The previous evening Ailsa had given a similar crystal block gift to her Oma, my Mom: a photo of her and Opa together in formal wear from years back. She was similarly emotional, though perhaps a little more collectedly.

The rest of this Christmas Day was celebrated with the spirit of Peter all around. We didn’t have to say his name throughout the gift exchange, during our traditional breakfast or when we recollected later in the day for dinner, when more family and friends arrived. No one was forgetting about him, and I feel assured in the idea that we’d all been remembering him non-stop, in our own private reflections here and there, even before he passed away.

We would have been celebrating Peter’s life on December 28, with an Open House at our place meant specifically to honour him. It was all planned and ready-to-go: guests arriving within hours, food ordered, photos of Peter framed, music playlist ready to go, house cleaned. But the weather didn’t nearly cooperate with a distasteful combination of freezing rain and pounding rain. And at least five people invited were ill, including yours truly, and Nana, without whom the celebration wouldn’t have mattered much. So, we’ll try again at a date yet to be determined.

We’ll try to do the same things we always do as a family: come together from near and far.

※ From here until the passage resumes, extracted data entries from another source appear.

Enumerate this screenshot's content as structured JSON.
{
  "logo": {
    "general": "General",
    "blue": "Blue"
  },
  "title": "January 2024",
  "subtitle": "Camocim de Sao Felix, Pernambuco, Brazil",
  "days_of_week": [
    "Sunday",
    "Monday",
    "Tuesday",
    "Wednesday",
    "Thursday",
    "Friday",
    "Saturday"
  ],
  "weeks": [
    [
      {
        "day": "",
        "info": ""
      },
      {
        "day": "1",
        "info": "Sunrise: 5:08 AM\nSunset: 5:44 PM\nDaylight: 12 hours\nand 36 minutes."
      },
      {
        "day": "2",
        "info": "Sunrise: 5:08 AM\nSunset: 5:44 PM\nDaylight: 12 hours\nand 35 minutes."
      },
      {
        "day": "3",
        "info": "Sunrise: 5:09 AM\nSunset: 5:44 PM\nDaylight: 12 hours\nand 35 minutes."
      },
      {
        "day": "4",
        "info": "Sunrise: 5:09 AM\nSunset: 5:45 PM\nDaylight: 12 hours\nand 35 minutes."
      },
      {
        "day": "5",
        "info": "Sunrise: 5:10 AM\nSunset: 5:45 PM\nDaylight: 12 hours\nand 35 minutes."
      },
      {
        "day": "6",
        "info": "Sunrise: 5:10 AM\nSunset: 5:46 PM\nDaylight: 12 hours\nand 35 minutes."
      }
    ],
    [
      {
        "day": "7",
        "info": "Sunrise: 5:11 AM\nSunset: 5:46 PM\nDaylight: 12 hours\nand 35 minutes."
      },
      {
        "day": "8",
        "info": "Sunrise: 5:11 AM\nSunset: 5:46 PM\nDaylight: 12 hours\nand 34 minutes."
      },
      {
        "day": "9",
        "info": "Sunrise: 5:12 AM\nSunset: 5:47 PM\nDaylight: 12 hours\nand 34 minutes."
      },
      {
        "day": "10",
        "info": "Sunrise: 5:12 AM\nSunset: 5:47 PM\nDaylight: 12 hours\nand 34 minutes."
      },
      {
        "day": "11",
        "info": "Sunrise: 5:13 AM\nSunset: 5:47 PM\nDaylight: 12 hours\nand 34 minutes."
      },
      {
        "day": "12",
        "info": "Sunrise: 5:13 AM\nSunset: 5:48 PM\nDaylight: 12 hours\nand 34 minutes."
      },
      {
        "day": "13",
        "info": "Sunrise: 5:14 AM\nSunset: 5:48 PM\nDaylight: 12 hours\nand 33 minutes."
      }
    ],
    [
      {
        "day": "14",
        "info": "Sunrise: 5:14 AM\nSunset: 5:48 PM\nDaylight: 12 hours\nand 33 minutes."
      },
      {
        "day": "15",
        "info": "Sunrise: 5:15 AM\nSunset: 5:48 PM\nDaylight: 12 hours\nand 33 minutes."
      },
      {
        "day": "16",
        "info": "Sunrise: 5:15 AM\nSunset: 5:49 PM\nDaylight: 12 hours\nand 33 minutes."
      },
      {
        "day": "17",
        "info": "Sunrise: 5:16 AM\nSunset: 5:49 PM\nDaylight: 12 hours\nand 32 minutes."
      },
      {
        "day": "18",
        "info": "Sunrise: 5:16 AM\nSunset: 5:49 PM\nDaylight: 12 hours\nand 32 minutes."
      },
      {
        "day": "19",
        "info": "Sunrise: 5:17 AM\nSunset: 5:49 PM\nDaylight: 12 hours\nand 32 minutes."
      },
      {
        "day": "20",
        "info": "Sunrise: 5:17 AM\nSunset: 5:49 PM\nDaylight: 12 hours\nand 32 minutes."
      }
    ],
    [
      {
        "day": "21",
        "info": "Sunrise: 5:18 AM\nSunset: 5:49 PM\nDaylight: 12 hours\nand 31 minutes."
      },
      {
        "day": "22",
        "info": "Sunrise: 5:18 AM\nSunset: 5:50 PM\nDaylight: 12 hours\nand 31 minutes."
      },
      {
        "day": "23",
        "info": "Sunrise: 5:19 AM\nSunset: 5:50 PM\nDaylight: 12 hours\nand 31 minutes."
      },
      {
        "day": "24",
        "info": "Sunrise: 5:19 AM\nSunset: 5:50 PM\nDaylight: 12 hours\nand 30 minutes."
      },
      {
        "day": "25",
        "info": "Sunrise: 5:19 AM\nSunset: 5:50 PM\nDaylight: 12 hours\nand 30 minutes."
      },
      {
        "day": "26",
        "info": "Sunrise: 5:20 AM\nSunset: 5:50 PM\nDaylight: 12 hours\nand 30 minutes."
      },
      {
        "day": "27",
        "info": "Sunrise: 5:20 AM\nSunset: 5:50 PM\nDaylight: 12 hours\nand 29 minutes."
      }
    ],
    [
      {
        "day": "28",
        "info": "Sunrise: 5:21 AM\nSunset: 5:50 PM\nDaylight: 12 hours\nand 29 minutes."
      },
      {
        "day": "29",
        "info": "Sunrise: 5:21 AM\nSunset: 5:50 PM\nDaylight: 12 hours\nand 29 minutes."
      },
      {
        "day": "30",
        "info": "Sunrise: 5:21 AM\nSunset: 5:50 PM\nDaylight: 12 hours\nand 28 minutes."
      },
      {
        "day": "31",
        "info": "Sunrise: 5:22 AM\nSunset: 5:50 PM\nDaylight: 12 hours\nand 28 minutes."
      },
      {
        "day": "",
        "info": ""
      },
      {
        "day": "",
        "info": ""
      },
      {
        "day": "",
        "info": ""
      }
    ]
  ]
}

For most of us that means a short car ride of 20 minutes. In the case of our beloved family of five, it means organizing a road trip from Prince Edward Island, a challenging 20-hour drive away. They made it, just like they returned home when Peter passed away. We’ll see them again soon enough, as they return home for the next big family celebration. That’s how they want it and it’s how Peter would have wanted and always truly appreciated. It’s the way you prove that you miss someone. Going far beyond words. Making time matter. Easing the heartbreak of loss.